Telecoms teaches other industries

Susana Schwartz
20 Oct 2011
00:00

Because of limitations in their charging and billing capabilities, companies outside of telecom tend to take a ‘one-size-fits-all’ approach to services and pricing. In order to stimulate customer consumption, deepen customer loyalty and drive recurring revenue streams, all industries can stand to learn from telecom’s fixed and mobile evolution – from simple subscription business models toward today’s increasingly personalized activity oriented approaches driven by real-time rating, charging and intelligence around customer usage, behaviors and preferences.

Naturally, all industries stand to benefit from building better customer relationships and creating recurring revenue streams that extend customer lifetime value.

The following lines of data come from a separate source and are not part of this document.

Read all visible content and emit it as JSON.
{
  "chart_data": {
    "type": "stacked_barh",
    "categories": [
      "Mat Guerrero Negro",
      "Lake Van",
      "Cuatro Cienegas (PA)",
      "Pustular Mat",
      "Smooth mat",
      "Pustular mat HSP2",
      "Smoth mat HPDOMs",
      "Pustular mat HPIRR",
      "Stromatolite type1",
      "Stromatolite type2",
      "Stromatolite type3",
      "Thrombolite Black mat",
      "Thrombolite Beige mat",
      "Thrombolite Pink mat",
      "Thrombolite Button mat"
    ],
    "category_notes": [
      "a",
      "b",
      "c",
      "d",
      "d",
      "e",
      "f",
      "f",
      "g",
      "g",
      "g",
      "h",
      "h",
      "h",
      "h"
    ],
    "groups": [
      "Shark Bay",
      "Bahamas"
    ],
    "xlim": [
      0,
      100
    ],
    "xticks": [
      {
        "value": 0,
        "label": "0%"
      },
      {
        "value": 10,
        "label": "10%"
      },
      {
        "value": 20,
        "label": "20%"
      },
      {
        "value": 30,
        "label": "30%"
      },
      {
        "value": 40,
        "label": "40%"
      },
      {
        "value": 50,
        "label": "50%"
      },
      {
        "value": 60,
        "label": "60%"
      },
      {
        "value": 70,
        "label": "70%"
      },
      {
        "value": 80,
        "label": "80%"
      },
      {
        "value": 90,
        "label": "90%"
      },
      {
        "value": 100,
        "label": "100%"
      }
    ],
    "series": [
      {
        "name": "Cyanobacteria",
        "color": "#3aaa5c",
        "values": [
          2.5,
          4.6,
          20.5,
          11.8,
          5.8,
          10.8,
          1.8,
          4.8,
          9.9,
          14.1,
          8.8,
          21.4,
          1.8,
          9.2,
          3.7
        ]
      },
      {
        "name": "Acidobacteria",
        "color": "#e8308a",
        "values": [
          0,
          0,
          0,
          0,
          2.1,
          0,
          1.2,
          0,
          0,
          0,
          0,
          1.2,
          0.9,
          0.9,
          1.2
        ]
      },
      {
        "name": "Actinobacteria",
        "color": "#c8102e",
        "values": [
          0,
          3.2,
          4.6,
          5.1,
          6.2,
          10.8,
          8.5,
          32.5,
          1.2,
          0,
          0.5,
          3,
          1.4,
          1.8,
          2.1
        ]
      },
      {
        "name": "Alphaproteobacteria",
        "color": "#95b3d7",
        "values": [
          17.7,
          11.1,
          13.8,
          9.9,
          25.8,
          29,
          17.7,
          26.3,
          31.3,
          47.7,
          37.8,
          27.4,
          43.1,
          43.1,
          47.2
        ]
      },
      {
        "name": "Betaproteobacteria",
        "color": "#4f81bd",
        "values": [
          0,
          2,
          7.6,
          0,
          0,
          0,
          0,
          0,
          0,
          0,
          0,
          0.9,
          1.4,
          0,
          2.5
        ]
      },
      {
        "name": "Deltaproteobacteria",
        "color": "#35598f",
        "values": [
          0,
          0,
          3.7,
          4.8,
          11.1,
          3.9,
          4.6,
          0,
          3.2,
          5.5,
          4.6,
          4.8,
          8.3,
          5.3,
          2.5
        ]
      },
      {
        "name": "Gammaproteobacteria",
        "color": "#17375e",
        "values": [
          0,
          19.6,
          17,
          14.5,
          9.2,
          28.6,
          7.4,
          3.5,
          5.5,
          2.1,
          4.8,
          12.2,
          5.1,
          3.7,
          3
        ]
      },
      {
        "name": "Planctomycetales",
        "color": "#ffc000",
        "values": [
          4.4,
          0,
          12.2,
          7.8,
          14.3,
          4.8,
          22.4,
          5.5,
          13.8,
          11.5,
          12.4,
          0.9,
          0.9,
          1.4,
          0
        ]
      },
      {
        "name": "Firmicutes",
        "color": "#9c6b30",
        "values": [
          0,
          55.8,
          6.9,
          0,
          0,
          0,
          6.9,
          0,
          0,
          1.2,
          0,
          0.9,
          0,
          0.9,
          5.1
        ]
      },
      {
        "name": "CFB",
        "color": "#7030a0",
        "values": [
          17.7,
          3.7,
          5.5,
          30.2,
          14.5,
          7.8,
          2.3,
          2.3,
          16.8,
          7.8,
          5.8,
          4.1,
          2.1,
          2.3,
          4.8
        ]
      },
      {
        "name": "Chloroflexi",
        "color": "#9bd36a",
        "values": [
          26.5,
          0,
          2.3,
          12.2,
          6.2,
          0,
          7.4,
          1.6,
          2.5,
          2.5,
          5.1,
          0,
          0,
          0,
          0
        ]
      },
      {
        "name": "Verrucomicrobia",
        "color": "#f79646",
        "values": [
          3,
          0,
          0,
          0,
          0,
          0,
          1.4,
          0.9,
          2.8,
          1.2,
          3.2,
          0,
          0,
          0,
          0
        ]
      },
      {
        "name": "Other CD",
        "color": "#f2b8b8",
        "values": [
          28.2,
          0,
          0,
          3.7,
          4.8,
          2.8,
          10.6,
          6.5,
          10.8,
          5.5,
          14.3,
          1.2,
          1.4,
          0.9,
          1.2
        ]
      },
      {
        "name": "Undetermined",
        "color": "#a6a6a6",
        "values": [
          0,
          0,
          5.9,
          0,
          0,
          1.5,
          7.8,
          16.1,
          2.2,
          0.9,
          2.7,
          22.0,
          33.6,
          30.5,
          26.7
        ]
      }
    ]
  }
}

Whether in smart grids and utilities; cable, media and entertainment; defense; cable; retail; manufacturing; or automotive, TM Forum and its members recognize that all sectors have an opportunity to learn from the telecom industry and expedite their evolution from simple one-time transactions or subscription business models toward relationship-oriented business models built around customer activity, segmentation and personalization.

Whether bricks and mortar, virtual or digital, all companies have to think about how to drive longer-term relationships and stimulate more customer consumption if they are to survive and even thrive in increasingly deregulated, highly competitive commoditized markets. To engage customers and entice them to consume more, billing and charging capabilities have to evolve to accommodate people’s ever-changing usage patterns, circumstances, behaviors and preferences. Or, better yet, billing and charging should become strategic assets that actually drive people’s patterns and behaviors in new directions. As Google execs say, "to know what customers know," and perhaps to know it even before they do.

The problem is that most businesses are limited by charging engines and billing solutions that accommodate only three simplified price ‘levers’ – quantity based pricing, duration of a subscription and the product mix of the subscription.

Over time, being limited by those three levers leads to lower ARPU and disenchantment of profitable customers. “Companies have to accept that the concept of ‘cornering the market’ no longer exists; there’s no such thing as a single market. Just walk by the average store and see how many different styles of jeans there are - baggy, skinny, high-cut, low-cut; walk by an automobile dealership and notice the different styles of each model - sporty, minivan, hybrid, SUV. It’s all a microcosm of the personalization consumers are seeking in all facets of their lives,” says Kleavin Howatt, director of product management for TM Forum member, Transverse.